The fact a popular song satirising Kaczyński, called "Your pain is greater than ours", was silenced on public radio is another sign of the new Poland, a member of the Polish judges' association, Iustitia, Joanna Hetnarowicz-Sikora, also said.
The committee hearing was the latest in a long, long line of European Parliament (EP) meetings bemoaning what Kaczyński has done to the Polish judiciary since his party, Law and Justice (PiS), came to power in 2015.
The European Commission has also instigated court cases and triggered a sanctions process to try to halt his crackdown on independent judges.
And some member states are keen to punish Poland, as well as Hungary and other democratic backsliders, by cuts in EU funds.
"If a judge loses his independence, he's not a judge any more ... he becomes a sort of legal expert," Igreja Matos said on Monday.
"Several countries in central and eastern Europe have dropped even the pretence of rule of law," he said.
"There's a danger of a copy-paste phenomenon of what we're seeing in Poland and Hungary to other member states," Igreja Matos, who led a protest march of hundreds of judges from around Europe in Warsaw earlier this year, also said.

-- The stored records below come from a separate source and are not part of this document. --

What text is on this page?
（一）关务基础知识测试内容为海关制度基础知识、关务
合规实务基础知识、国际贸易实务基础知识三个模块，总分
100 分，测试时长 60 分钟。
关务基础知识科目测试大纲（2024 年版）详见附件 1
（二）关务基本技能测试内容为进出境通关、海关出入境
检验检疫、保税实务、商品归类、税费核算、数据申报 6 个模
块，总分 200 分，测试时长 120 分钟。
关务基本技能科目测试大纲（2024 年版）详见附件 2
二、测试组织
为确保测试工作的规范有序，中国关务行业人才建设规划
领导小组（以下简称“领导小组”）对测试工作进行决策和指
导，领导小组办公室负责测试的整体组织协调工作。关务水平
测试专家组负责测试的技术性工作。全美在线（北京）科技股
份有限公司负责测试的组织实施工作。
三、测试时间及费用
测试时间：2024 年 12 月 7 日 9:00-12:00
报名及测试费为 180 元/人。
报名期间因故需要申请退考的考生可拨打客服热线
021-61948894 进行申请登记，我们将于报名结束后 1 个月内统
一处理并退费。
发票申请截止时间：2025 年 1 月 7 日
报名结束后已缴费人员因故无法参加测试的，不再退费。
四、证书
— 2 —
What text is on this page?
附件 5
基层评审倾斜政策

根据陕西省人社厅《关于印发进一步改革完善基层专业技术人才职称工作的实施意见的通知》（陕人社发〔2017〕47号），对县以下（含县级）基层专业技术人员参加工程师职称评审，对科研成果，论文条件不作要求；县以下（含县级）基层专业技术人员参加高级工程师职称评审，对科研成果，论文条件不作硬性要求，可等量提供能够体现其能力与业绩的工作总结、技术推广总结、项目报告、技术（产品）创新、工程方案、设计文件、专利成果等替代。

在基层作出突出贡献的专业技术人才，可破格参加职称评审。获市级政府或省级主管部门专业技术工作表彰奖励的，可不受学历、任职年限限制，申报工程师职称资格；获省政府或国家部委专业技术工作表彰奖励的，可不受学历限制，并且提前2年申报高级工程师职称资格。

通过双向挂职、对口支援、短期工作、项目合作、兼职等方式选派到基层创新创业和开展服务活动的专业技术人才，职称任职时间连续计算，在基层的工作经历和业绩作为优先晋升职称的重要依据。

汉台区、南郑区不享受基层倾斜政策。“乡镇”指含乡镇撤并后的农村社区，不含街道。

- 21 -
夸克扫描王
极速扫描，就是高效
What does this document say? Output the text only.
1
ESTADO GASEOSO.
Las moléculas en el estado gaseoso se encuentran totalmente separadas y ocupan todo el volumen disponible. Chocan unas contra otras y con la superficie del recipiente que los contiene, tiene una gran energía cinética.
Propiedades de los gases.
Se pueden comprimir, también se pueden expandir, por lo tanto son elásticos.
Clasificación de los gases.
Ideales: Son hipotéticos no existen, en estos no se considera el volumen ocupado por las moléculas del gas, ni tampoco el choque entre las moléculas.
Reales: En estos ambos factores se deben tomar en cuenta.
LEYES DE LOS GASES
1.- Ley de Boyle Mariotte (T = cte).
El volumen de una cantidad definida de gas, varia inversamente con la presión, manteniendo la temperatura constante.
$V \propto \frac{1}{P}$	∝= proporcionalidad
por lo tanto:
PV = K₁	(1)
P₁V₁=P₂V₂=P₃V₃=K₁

Kaczyński was now easing lockdown measures, for instance to allow weddings.
But laws forbidding two or more people to gather in the street in protest rallies have stayed in place, Hetnarowicz-Sikora noted.
The pandemic had given rise to "dystopian temptations" in Hungary and Poland, Igreja Matos added.
He quoted medieval Italian writer Dante Alighieri to say one of "the hottest places in hell" was reserved for those who remained neutral in times of crisis.
Place in hell
"We are in a rule of law crisis," in Europe, Sophie in 't Veld, the EP rapporteur on Poland, also said on Monday.
"Poland has become a travesty of democracy under PiS," she added, listing also Kaczyński's attacks on electoral norms, gay rights, women's rights, and academic freedom in Poland as markers of how un-European it already was.
Taken together, it showed that PiS "did not want to be an EU member anymore", she said.
The judges and other liberal and left-wing MEPs in Monday's talks urged the commission to speed up legal action against Warsaw and to slash Poland's EU funds.
But the largest EP group, the centre-right European People's Party (EPP), which counts Hungarian prime minister Viktor Orban in its ranks, was content for the commission to keep on "monitoring" the Polish situation to see what happened next.
The Polish government, as usual, denied wrongdoing and said the EU had no legal right to "interfere" on national judicial reform.
And it was supported, as usual, by eurosceptic and far-right MEPs.
"We've ben talking about if for four years now and it seems that the Polish government doesn't care at all [what EU institutions think]," in 't Veld said.